Деревушка мелькнула и осталась позади…

К Верхотурью они подъезжали уже поздно вечером.

Сначала показалось что-то темное, массивное и бесформенное. И это темное стало подниматься вверх, наползать на сумеречное вечернее небо, загораживать путникам горизонт…

Затем верхушка этой массы ощетинилась деревянной стеной, обозначились острожные наугольные башни, редкие острые пики елей.

А вон приземистые, букашками, едва различимые в темноте избенки…

 

«От царя и великого князя Федора Ивановича государя всея Русии в Пермь Великую, в Чердынь, Василию Петровичу Головину, да Ивану Васильевичу Воейкову. В нынешнем во 106-м году, октября в 3 день писал к нам из Перми Сарыч Шестаков, да прислал городовому и острожному делу роспись городище Неромкуру, а в росписи написано: от реки от Туры по берегу крутово камени-горы от воды вверх высотою сажен з 12 и больши, а саженьми не меряно, а та гора крута, утес, и тово места по Туре по реке по самому берегу 60 сажен больших, и по смете де тому месту городовая стена ненадобе, потому что то место добре крепко, никоторыми делы взлести не мошно, и по их бы смете по тому месту городовая стена не надобе, потому что то место и без городовые стены всякова города крепче, разве б по тому месту велети хоромы поставить в ряд, что город же, да избы поделать, и дворы б поставить постенно; а по углам города от реки от Туры поставить наугольные башни. И как к вам ся наша грамота придет, и вы б того места от реки от Туры по берегу разсмотрели, сколь то место крепко и мочно ль быти по тому месту от реки от Туры без городовые стены. И только будет то место крепко, и городовая стена не надобе, и вы б зделали нового города три стены, а с четвертую сторону от реки от Туры велели поставить хоромы в стену воеводские или которые иные хоромы поставить пригодятся, которым быти в городе пригоже, только бы было постенно, да избы поделать; а городовые стены не ставили, велели бы есте от реки поставить наугольные башни для очищения с тех башен стен и за реку. Писана на Москве лета 7106-го году октября в 12 день. Подлинная за закрепою дьяка Ивана Вахрамеева».

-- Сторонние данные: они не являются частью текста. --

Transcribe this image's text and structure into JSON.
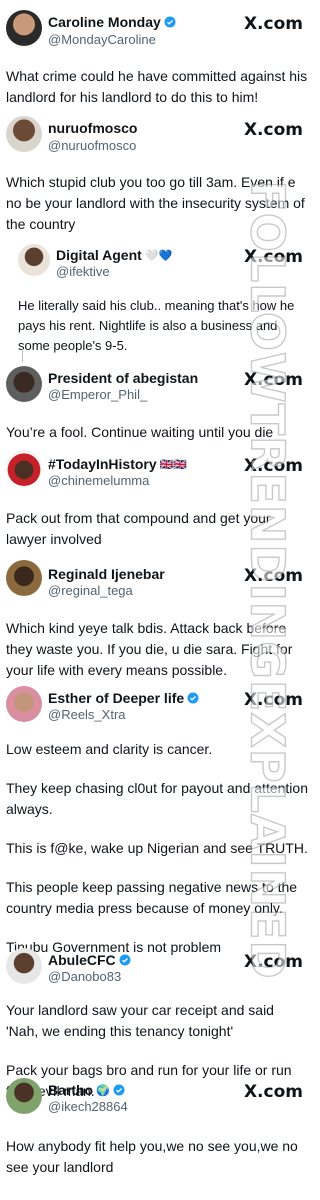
{
  "brand": "X.com",
  "colors": {
    "verified": "#1d9bf0",
    "handle": "#536471",
    "text": "#0f1419"
  },
  "watermark": "FOLLOWTRENDINGEXPLAINED",
  "tweets": [
    {
      "name": "Caroline Monday",
      "handle": "@MondayCaroline",
      "verified": true,
      "paragraphs": [
        "What crime could he have committed against his landlord for his landlord to do this to him!"
      ]
    },
    {
      "name": "nuruofmosco",
      "handle": "@nuruofmosco",
      "verified": false,
      "paragraphs": [
        "Which stupid club you too go till 3am. Even if e no be your landlord with the insecurity system of the country"
      ]
    },
    {
      "name": "Digital Agent",
      "name_suffix": "🤍💙",
      "handle": "@ifektive",
      "verified": false,
      "paragraphs": [
        "He literally said his club.. meaning that's how he pays his rent. Nightlife is also a business and some people's 9-5."
      ]
    },
    {
      "name": "President of abegistan",
      "handle": "@Emperor_Phil_",
      "verified": false,
      "paragraphs": [
        "You’re a fool. Continue waiting until you die"
      ]
    },
    {
      "name": "#TodayInHistory",
      "name_suffix": "🇬🇧🇬🇧",
      "handle": "@chinemelumma",
      "verified": false,
      "paragraphs": [
        "Pack out from that compound and get your lawyer involved"
      ]
    },
    {
      "name": "Reginald Ijenebar",
      "handle": "@reginal_tega",
      "verified": false,
      "paragraphs": [
        "Which kind yeye talk bdis. Attack back before they waste you. If you die, u die sara. Fight for your life with every means possible."
      ]
    },
    {
      "name": "Esther of Deeper life",
      "handle": "@Reels_Xtra",
      "verified": true,
      "paragraphs": [
        "Low esteem and clarity is cancer.",
        "They keep chasing cl0ut for payout and attention always.",
        "This is f@ke, wake up Nigerian and see TRUTH.",
        "This people keep passing negative news to the country media press because of money only.",
        "Tinubu Government is not problem"
      ]
    },
    {
      "name": "AbuleCFC",
      "handle": "@Danobo83",
      "verified": true,
      "paragraphs": [
        "Your landlord saw your car receipt and said 'Nah, we ending this tenancy tonight'",
        "Pack your bags bro and run for your life or run from ev!l man."
      ]
    },
    {
      "name": "Bartho",
      "name_suffix": "🌍",
      "handle": "@ikech28864",
      "verified": true,
      "paragraphs": [
        "How anybody fit help you,we no see you,we no see your landlord"
      ]
    }
  ]
}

Головин и Воейков заложили острог, поставили воеводский двор, съезжую избу, дворы служилым и попу, возвели церковку Живоначальной Троицы.

На следующий год их сменил воевода Иван Вяземский с головой Гаврилой Салмановым. Салманов же отгрохал гостиный двор, размахнулся на четыре избы и двадцать амбаров. Да не поскупился он: отстроил еще татарский двор – остякам, вогулам и торговым, построил избу, амбар и конюшню, огородил и покрыл все навесом. Вслед за гостиным двором появился и государев кабак.

И уже через пять годков в остроге стало ужасно тесно. А занимал он всего лишь малую толику камня-горы. Оброс он по стенам и дворами посадских и пашенных крестьян. И они, остерегаясь набега инородцев, ударили челом государю, что-де быть бы им в остроге.

На это царица Мария Григорьевна, вдова Бориса Годунова, только-только что скончавшегося, и его малолетний сын, царь Федор Борисович, милостиво дали наказ с закрепой дьяка Казанского дворца Нечая Федорова.

И острог, по этой грамоте, расширили вдвое.

Возвращаясь с Москвы южным путем, служилые никогда не пропускали верхотурский кабак. Он был как сибирский порожек. Об него спотыкались все. И он всегда был переполнен промысловиками, купцами, служилыми и гулящими, искателями приключений. Их манили за Камень вольность, простор, загадочность и богатства только что открытой земли. Края же ее пока никто еще и не ведал.

В этом кабаке и Пущин прощался с московской землицей. По ту сторону Камня оставалась его родина. Хотя и Сибирь для него уже не была чужой. Он ехал к себе домой. Был Сургут, впереди маячил Томский острог…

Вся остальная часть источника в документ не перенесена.